All the other parts of AWS are there really only to keep companies using S3.


Anyone doing serious traffic with AWS will use cloud front and then you get additional savings on-top of that and you can negotiate a better rate then provided depending on usage so some people pay way less then the advertised price.


Sure, if you're a business that has to burn money on servers anyways, but a lot of people avoid AWS for side-projects and non-business applications because it can easily balloon to over $100/month with just a few services and moderate traffic.

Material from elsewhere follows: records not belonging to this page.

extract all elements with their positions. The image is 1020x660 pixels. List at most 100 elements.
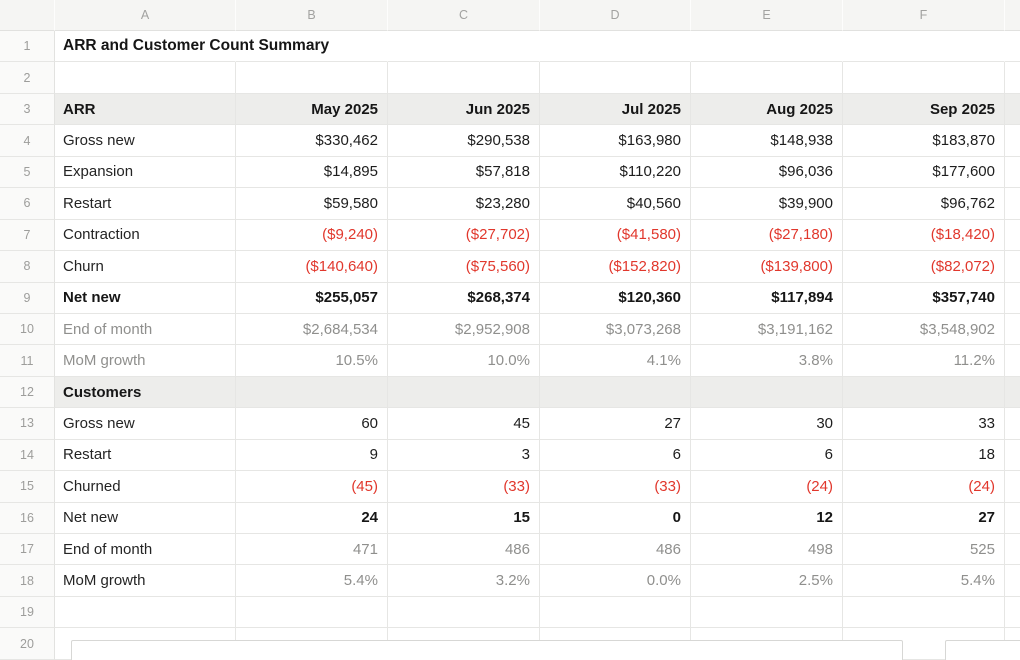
cell-C11[interactable]: 10.0%	[388, 345, 540, 376]
cell-A12[interactable]: Customers	[55, 377, 236, 408]
cell-D4[interactable]: $163,980	[540, 125, 691, 156]
cell-B5[interactable]: $14,895	[236, 157, 388, 188]
cell-E19[interactable]	[691, 597, 843, 628]
embedded-chart-frame-right[interactable]	[945, 640, 1020, 660]
column-header-D[interactable]: D	[540, 0, 691, 31]
cell-B3[interactable]: May 2025	[236, 94, 388, 125]
cell-B11[interactable]: 10.5%	[236, 345, 388, 376]
row-number-16[interactable]: 16	[0, 503, 55, 534]
cell-partial-14[interactable]	[1005, 440, 1020, 471]
cell-E1[interactable]	[691, 31, 843, 62]
cell-D14[interactable]: 6	[540, 440, 691, 471]
cell-E6[interactable]: $39,900	[691, 188, 843, 219]
row-number-17[interactable]: 17	[0, 534, 55, 565]
cell-partial-3[interactable]	[1005, 94, 1020, 125]
cell-C9[interactable]: $268,374	[388, 283, 540, 314]
row-number-15[interactable]: 15	[0, 471, 55, 502]
cell-partial-5[interactable]	[1005, 157, 1020, 188]
cell-F17[interactable]: 525	[843, 534, 1005, 565]
cell-E3[interactable]: Aug 2025	[691, 94, 843, 125]
cell-B7[interactable]: ($9,240)	[236, 220, 388, 251]
cell-D7[interactable]: ($41,580)	[540, 220, 691, 251]
row-number-20[interactable]: 20	[0, 628, 55, 659]
row-number-6[interactable]: 6	[0, 188, 55, 219]
cell-partial-16[interactable]	[1005, 503, 1020, 534]
cell-partial-6[interactable]	[1005, 188, 1020, 219]
cell-F2[interactable]	[843, 62, 1005, 93]
cell-B10[interactable]: $2,684,534	[236, 314, 388, 345]
row-number-12[interactable]: 12	[0, 377, 55, 408]
row-number-13[interactable]: 13	[0, 408, 55, 439]
cell-E4[interactable]: $148,938	[691, 125, 843, 156]
cell-B16[interactable]: 24	[236, 503, 388, 534]
cell-A16[interactable]: Net new	[55, 503, 236, 534]
column-header-A[interactable]: A	[55, 0, 236, 31]
cell-F6[interactable]: $96,762	[843, 188, 1005, 219]
cell-A10[interactable]: End of month	[55, 314, 236, 345]
cell-A19[interactable]	[55, 597, 236, 628]
cell-F4[interactable]: $183,870	[843, 125, 1005, 156]
cell-F14[interactable]: 18	[843, 440, 1005, 471]
cell-partial-12[interactable]	[1005, 377, 1020, 408]
cell-F8[interactable]: ($82,072)	[843, 251, 1005, 282]
cell-A11[interactable]: MoM growth	[55, 345, 236, 376]
cell-C14[interactable]: 3	[388, 440, 540, 471]
cell-A6[interactable]: Restart	[55, 188, 236, 219]
cell-A7[interactable]: Contraction	[55, 220, 236, 251]
cell-partial-13[interactable]	[1005, 408, 1020, 439]
cell-B9[interactable]: $255,057	[236, 283, 388, 314]
cell-B6[interactable]: $59,580	[236, 188, 388, 219]
row-number-10[interactable]: 10	[0, 314, 55, 345]
cell-E7[interactable]: ($27,180)	[691, 220, 843, 251]
cell-partial-8[interactable]	[1005, 251, 1020, 282]
cell-F19[interactable]	[843, 597, 1005, 628]
cell-B14[interactable]: 9	[236, 440, 388, 471]
cell-F3[interactable]: Sep 2025	[843, 94, 1005, 125]
row-number-9[interactable]: 9	[0, 283, 55, 314]
cell-C12[interactable]	[388, 377, 540, 408]
cell-D6[interactable]: $40,560	[540, 188, 691, 219]
cell-E13[interactable]: 30	[691, 408, 843, 439]
cell-E14[interactable]: 6	[691, 440, 843, 471]
cell-B17[interactable]: 471	[236, 534, 388, 565]
cell-partial-18[interactable]	[1005, 565, 1020, 596]
cell-F5[interactable]: $177,600	[843, 157, 1005, 188]
cell-B15[interactable]: (45)	[236, 471, 388, 502]
cell-C13[interactable]: 45	[388, 408, 540, 439]
cell-E12[interactable]	[691, 377, 843, 408]
cell-D3[interactable]: Jul 2025	[540, 94, 691, 125]
column-header-C[interactable]: C	[388, 0, 540, 31]
cell-A18[interactable]: MoM growth	[55, 565, 236, 596]
cell-E18[interactable]: 2.5%	[691, 565, 843, 596]
column-header-B[interactable]: B	[236, 0, 388, 31]
cell-C8[interactable]: ($75,560)	[388, 251, 540, 282]
cell-D8[interactable]: ($152,820)	[540, 251, 691, 282]
cell-C17[interactable]: 486	[388, 534, 540, 565]
cell-A5[interactable]: Expansion	[55, 157, 236, 188]
select-all-corner[interactable]	[0, 0, 55, 31]
column-header-F[interactable]: F	[843, 0, 1005, 31]
cell-E5[interactable]: $96,036	[691, 157, 843, 188]
cell-F9[interactable]: $357,740	[843, 283, 1005, 314]
cell-A1[interactable]: ARR and Customer Count Summary	[55, 31, 236, 62]
row-number-4[interactable]: 4	[0, 125, 55, 156]
row-number-7[interactable]: 7	[0, 220, 55, 251]
cell-B2[interactable]	[236, 62, 388, 93]
cell-C18[interactable]: 3.2%	[388, 565, 540, 596]
cell-A17[interactable]: End of month	[55, 534, 236, 565]
cell-C19[interactable]	[388, 597, 540, 628]
cell-D18[interactable]: 0.0%	[540, 565, 691, 596]
cell-F7[interactable]: ($18,420)	[843, 220, 1005, 251]
cell-partial-11[interactable]	[1005, 345, 1020, 376]
cell-partial-4[interactable]	[1005, 125, 1020, 156]
cell-C6[interactable]: $23,280	[388, 188, 540, 219]
cell-B19[interactable]	[236, 597, 388, 628]
cell-C16[interactable]: 15	[388, 503, 540, 534]
cell-C4[interactable]: $290,538	[388, 125, 540, 156]
cell-F10[interactable]: $3,548,902	[843, 314, 1005, 345]
cell-D10[interactable]: $3,073,268	[540, 314, 691, 345]
cell-partial-10[interactable]	[1005, 314, 1020, 345]
cell-C3[interactable]: Jun 2025	[388, 94, 540, 125]
cell-F12[interactable]	[843, 377, 1005, 408]
cell-partial-17[interactable]	[1005, 534, 1020, 565]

Counter-point: it can also be extremely cheap.

I’m in a seemingly small subset of people that is very happy with AWS for side projects. Granted I’m not doing anything that requires many resources.


Also, CloudFront can't proxy bare EC2 servers, you have to shove them behind an ELB, which is additional cost.


Of course it can.


So, the CloudFront setup process only surfaces S3, ELBs, API Gateways, Mediastore, and Mediapackage domains as origin domains. I do notice that it will let me type in an arbitrary domain - is that how you're supposed to stick bare EC2 instances behind CloudFront? Just provide it something like realoriginserverplsdonthack.example.com and use some other method (e.g. VPC configuration) to prevent bypassing CloudFront?


Correct, you can put multiple instances (A records) there, if on route53 you can also use healthchecks, geo etc.

If you want to lock ec2 access to cloudfront only you can do it in SG with "managed prefix list for CloudFront".